Senators debated an annual medical cannabis cleanup bill that would adjust ownership disclosure thresholds, add pharmacists to a licensing advisory board and create employee remedies if political subdivisions take adverse action against medical cannabis cardholders.
Sponsor Senator Escamilla said the bill is largely a technical cleanup but includes a new enforcement tool: the state could withhold future funds from a political subdivision that refuses to follow state law. “We haven't identified the funding,” Escamilla said, acknowledging the bill does not specify which funds would be withheld and that the working group will return with concrete options.
Opponents warned the penalty language is too broad.
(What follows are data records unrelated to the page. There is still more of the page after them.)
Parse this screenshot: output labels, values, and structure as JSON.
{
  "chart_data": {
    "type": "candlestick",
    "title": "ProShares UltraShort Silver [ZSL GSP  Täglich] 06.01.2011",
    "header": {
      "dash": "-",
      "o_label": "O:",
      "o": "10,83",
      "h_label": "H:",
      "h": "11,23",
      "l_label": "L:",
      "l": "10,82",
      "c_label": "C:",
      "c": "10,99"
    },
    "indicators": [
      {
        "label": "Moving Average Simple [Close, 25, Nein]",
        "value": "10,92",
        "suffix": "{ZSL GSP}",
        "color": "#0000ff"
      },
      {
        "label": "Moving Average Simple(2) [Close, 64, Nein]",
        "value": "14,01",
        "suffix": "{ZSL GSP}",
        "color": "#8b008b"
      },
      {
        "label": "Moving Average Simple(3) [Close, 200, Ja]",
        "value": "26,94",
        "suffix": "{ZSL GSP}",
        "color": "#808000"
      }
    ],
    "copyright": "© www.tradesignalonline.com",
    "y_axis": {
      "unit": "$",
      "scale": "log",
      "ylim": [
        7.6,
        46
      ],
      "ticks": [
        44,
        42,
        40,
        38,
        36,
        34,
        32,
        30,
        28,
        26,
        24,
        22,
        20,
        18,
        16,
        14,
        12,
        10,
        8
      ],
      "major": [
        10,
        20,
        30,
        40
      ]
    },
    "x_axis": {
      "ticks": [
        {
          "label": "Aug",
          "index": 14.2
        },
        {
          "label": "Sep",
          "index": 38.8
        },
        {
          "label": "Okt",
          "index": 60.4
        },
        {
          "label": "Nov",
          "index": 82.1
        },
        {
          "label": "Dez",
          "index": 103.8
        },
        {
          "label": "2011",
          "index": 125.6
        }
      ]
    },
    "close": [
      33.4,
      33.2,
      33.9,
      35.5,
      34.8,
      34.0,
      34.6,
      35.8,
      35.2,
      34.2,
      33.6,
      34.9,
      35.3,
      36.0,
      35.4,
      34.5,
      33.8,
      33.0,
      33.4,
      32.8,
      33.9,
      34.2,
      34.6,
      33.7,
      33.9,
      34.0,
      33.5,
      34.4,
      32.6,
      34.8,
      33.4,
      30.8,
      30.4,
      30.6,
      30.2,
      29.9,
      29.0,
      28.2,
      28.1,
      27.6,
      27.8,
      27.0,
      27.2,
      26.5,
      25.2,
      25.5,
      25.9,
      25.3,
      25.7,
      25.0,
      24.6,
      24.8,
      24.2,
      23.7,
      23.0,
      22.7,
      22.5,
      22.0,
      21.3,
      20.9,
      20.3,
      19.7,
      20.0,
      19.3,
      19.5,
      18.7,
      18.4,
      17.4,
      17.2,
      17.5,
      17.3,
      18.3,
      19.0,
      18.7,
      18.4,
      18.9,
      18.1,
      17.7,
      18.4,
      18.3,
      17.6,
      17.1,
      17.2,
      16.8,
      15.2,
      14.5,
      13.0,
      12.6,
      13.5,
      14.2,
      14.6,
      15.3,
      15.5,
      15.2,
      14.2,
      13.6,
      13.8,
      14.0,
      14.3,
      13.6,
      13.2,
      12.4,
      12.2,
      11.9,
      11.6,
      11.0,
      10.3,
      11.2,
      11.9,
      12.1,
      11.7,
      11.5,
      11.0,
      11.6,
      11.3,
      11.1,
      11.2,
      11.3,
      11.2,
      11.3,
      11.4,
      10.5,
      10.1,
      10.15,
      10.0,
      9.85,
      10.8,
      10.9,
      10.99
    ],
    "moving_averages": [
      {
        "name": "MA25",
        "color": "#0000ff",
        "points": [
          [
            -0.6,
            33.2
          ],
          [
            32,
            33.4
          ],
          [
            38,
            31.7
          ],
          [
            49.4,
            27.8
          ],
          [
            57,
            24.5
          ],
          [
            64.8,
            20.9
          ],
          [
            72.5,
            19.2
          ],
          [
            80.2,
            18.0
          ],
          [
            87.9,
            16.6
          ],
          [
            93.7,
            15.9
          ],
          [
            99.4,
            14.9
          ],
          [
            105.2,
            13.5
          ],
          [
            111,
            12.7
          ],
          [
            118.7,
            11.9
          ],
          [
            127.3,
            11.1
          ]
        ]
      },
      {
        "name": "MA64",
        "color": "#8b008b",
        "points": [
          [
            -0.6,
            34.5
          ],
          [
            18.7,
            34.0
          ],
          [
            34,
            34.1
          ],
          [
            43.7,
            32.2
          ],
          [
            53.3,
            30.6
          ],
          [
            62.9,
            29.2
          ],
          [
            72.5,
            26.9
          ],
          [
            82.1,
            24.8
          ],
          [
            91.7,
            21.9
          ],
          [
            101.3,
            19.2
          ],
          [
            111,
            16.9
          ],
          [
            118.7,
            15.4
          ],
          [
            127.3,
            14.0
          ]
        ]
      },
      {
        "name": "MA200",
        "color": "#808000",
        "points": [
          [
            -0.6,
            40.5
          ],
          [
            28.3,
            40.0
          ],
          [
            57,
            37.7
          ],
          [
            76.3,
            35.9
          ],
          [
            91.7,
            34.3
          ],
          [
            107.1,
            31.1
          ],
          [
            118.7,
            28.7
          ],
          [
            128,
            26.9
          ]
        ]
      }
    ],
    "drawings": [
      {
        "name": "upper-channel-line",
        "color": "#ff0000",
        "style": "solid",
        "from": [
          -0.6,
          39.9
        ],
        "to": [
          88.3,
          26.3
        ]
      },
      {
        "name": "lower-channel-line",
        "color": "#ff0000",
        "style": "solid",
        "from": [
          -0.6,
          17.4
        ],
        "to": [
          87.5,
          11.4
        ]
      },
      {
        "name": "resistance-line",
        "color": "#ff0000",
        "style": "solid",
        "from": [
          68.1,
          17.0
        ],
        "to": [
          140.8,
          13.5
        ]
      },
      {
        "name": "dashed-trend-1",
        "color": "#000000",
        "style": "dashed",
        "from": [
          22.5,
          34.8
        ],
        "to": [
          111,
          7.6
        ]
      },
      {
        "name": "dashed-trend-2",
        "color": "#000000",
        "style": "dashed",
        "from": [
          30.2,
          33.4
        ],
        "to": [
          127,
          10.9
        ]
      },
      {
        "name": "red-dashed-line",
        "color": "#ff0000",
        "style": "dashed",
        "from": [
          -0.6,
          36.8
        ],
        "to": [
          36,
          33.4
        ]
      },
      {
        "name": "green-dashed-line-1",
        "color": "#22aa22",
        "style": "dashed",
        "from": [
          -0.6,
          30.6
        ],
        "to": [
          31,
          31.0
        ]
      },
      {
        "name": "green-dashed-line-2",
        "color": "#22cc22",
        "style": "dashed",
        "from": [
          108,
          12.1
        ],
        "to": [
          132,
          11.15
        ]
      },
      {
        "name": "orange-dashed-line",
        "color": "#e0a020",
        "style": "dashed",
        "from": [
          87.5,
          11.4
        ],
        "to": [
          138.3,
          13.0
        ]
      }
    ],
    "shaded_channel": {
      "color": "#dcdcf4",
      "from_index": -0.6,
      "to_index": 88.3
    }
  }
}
Senator Kennedy said unspecified withholding could risk large sums: “This could be tens, if not hundreds of millions of dollars potentially withheld,” he said, and urged limits or clearer language. Senator Wyler and others also questioned unintended consequences, including how withholding might affect unrelated services.
Supporters countered that existing state law already protects cardholders and that enforcement gaps remain in practice. Senator Thatcher urged action to stop local political subdivisions from choosing not to follow state law and framed the measure as necessary to protect employees’ rights and due process.
After extended questioning and requests for refinement, the sponsor moved to circle the bill so the working group can craft clearer language on penalties and funding consequences. The medical cannabis bill was circled for further work and will be revised before returning to the floor.